Tes mots glissés à mes oreilles…
Frémissement d’un souffle…

Je t’entends.

Mais peut-être ne les as-tu jamais  prononcés ?

Deux phrases, à peine, dans ce matin naissant.

Ai-je rêvé ?

Deux phrases minuscules, quelques secondes, sons susurrés effleurant la surface malléable réactive de mes rêves.

Puis trouble, remous, questions s’enfuyant en mouvements concentriques, cercles grandissants de ces mots posés, esquissés, déjà perdus, échappés. Des idées en découlent, pensées en vagues lentes et régulières…

Ai-je rêvé ?

Ta voix.

Le timbre de ta voix.

Espiègle…

Les as-tu même prononcé ces mots, vapeur fragile et volubile, qu’en reste-t-il une seconde après, rien, une intonation familière qui se dessine se désassemble, se réinvente, silence…

Ta voix…

Mais peut-être l’ai-je imaginée ?

Tes lèvres ont-elles seulement bougées ?

Ai-je senti ton souffle contre ma nuque ?

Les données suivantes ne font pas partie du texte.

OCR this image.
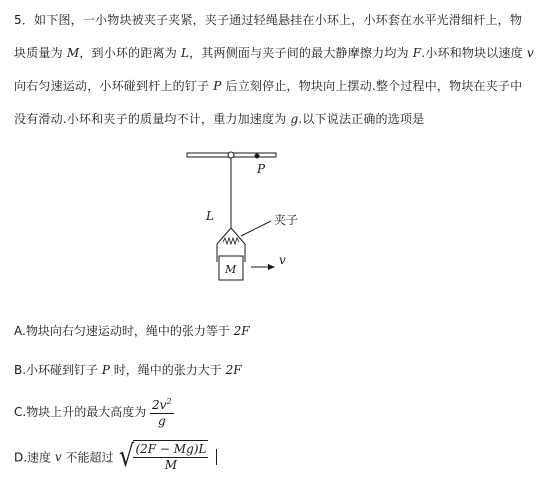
5．如下图，一小物块被夹子夹紧，夹子通过轻绳悬挂在小环上，小环套在水平光滑细杆上，物
块质量为 M，到小环的距离为 L，其两侧面与夹子间的最大静摩擦力均为 F.小环和物块以速度 v
向右匀速运动，小环碰到杆上的钉子 P 后立刻停止，物块向上摆动.整个过程中，物块在夹子中
没有滑动.小环和夹子的质量均不计，重力加速度为 g.以下说法正确的选项是
P
L	夹子
M
v
A.物块向右匀速运动时，绳中的张力等于 2F
B.小环碰到钉子 P 时，绳中的张力大于 2F
C.物块上升的最大高度为 $\frac{2v^2}{g}$
D.速度 v 不能超过 √
$\frac{(2F - Mg)L}{M}$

Ai-je même senti ton corps se déplacer, glissement entre les draps, se rapprochant, juste contre moi…

Je devinais tes lèvres à quelques millimètres à peine de ma peau, (mais peut-être était-ce un rêve ?) immobiles dans l’éblouissement matinal, instant gelé figé au creux de l’air, de l’eau, ancré aux éléments.

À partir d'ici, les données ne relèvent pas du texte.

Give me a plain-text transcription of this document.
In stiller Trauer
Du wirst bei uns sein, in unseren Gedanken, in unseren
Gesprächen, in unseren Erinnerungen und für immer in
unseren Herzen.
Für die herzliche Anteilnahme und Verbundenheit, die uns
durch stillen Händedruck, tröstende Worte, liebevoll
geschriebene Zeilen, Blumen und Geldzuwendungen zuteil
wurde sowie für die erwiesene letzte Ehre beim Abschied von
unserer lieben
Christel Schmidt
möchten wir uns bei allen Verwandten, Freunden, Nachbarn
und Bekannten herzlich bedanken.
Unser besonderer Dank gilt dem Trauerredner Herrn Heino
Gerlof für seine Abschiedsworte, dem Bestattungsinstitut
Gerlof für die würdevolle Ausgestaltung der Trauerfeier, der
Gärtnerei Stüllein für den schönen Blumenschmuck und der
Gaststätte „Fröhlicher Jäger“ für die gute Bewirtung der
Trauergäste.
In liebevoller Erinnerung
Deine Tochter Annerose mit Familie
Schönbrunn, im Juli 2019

Ta bouche, je pourrais la dessiner sans la moindre hésitation, là, suspendue à quelques millimètres de moi, je pourrais la sculpter avec une infinie acuité, chacun des sillons creusant ta chair gourmande, chaque inflexion, rebond, je pourrais sculpter l’air de mes doigts précis, par cœur, je connais par cœur, dessiner ta lèvre inférieure, généreuse, sa ligne enfantine sur ton visage d’homme, les commissures délicates, les sillons scintillants. De mes doigts fébriles je pourrais pétrir l’air et de cette matière diffuse et fuyante, sculpter les courbes précieuses de ta chair.

Nous partons ce soir.

Pour où ? Vers où ? Peu importe.

Je me rendors.

Ton coude s’enfonçant tout près de mon dos, le poids de ton corps, tu te penches, souffle régulier, entier, chaleur courant sur mes cheveux, s’écoulant, embrassant la peau sensible de ma nuque, frémissements…

Froissements des draps, tu te rapproches, ton corps bientôt tout contre, contre le mien, fondu au mien. Tu te rapproches et tout mon corps se prépare, tu te rapproches et tout mon corps demande ce rapprochement, devine et épouse ta présence.

Puis tu t’arrêtes brusquement.

Cristallisation d’une seconde en un instant éclatant.

Toute une éternité, là, concentrée dans cette attente.

À moins que cela ne soit un rêve, un de ces rêves violent et doux, tendre et brûlant, un de ces rêves qui fait vaciller le présent.